Одним словом, в ночном невымышленном лесу наши городские индейцы почувствовали себя неуютно. И тут оказалось, что они не окончательно утратили способность к воображению. Против их воли фантазия населяла невымышленный лес вымышленными существами — безымянными и оттого пугающими. Шляться таким способом Гарику с Генычем еще не доводилось, поэтому лесной отрезок пути показался им самым захватывающим.

Но важно было еще не потерять в потемках нужную тропинку и не сбиться с дороги. Поэтому, когда впереди в просветах деревьев показались электрические огни, оба индейца вздохнули с облегчением. Эти огни означали, что друзья добрались наконец до цели.

Огни, впрочем, были довольно редкими и немногочисленными. Лагерь — эта общность из общностей — давным давно «отбился». Фонари, поставленные в опорных точках, светили с одной только целью — показать, что под ними нет ни живой души. А живые души спали в маленьких домиках, разбросанных по территории. Замерев и прислушавшись, можно было даже уловить нежную носовую разноголосицу, доносившуюся из открытых окошек.

Индейцы легко перемахнули через решетчатый железный забор и уже на территории лагеря затаились в тени каких-то кустов. Теперь только они сообразили, что не выработали заранее план своего набега. Вообще-то их вело сюда желание острых ощущений, но получилось так, что этих ощущений они достаточно хватили еще по дороге. Идея «устроить кипиш» сейчас вдохновляла их меньше, чем когда они сидели в детсадовской беседке. Друзья закурили, пряча сигареты в кулаках.
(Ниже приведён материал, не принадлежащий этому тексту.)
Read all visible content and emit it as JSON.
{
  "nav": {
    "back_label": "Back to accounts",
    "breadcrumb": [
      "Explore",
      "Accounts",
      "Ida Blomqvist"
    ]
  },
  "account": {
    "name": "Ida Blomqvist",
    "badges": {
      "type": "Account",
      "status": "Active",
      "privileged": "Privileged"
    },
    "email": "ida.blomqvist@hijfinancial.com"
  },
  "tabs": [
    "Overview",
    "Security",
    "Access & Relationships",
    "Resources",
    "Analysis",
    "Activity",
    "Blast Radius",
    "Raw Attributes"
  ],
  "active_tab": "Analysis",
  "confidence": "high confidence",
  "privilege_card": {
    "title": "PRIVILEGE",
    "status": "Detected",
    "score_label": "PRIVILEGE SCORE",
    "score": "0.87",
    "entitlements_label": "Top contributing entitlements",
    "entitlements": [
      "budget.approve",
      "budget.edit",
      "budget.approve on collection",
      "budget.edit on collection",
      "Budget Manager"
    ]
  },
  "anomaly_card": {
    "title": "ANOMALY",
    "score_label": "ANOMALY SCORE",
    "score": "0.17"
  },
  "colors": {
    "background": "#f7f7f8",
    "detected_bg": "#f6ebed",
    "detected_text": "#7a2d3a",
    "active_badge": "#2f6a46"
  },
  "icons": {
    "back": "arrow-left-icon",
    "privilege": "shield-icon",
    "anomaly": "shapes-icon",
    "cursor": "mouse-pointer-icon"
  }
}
Они делали вид, что размышляют, а в действительности оттягивали принятие решения. Наконец Геныч предложил не слишком уверенно:

— Давай, слышь, орать им в окна: «Пожар! Пожар!» — они и напугаются.

Гарик пожал плечами:

— Можно…

Друзья покинули свое укрытие и крадучись подобрались к ближайшему домику. Гарик заглянул в окошко, и на него пахнуло теплым телесным духом. Так пахнет ребенок, слегка вспотевший и раскрывшийся во сне.

— Знаешь… — прошептал Гарик, — давай не будем делать большой кипиш.

— А какой ты хочешь?

— Маленький.

— Это чё? — не понял Геныч.

— Я говорю — давай лучше к девчонкам запоремся.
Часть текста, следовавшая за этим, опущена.